The report will be published later this quarter. If you want to be notified when it drops, watch the GitHub repository.

Help Us Build the Dataset

If you develop or use agent skills, you can contribute anonymized usage data to the research:

selftune contribute

This command packages anonymized trigger-pattern data from your local SelfTune observations and submits it to the aggregate dataset. No prompt content is shared. No personal information is included. The contribution is fully optional and transparent about what gets sent.

More data means more accurate analysis.

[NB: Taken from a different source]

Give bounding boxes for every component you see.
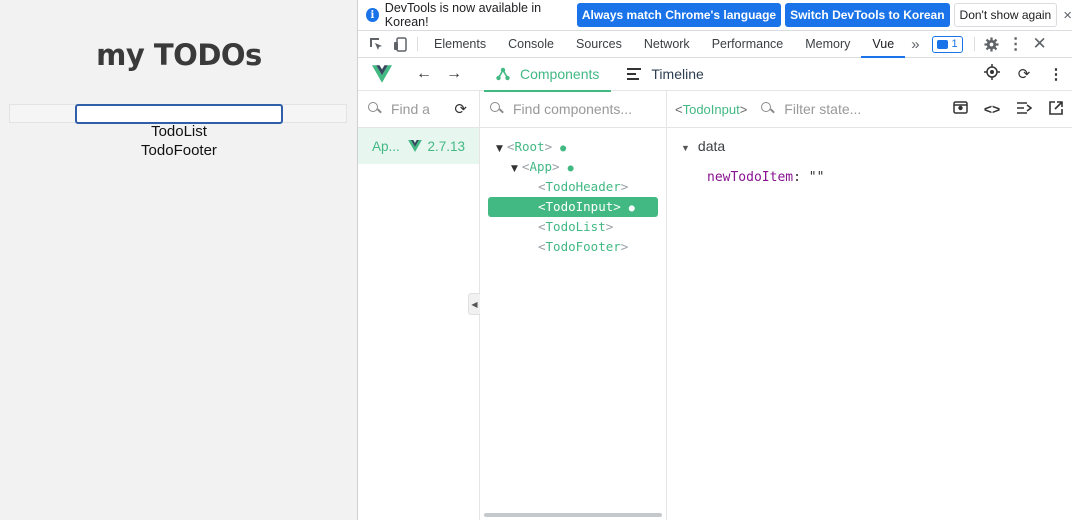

More accurate analysis means better recommendations for everyone building in this ecosystem.

The Takeaway

The agent skill ecosystem is large, growing fast, and operating without quality infrastructure. That is not sustainable. As skills become critical production dependencies rather than optional conveniences, the absence of self-improvement becomes an engineering risk.

We are building the data to quantify that risk precisely. The full report will be the first systematic, evidence-based assessment of skill quality at scale.

In the meantime: if you have published skills, run selftune doctor on them. You might be surprised by what you find.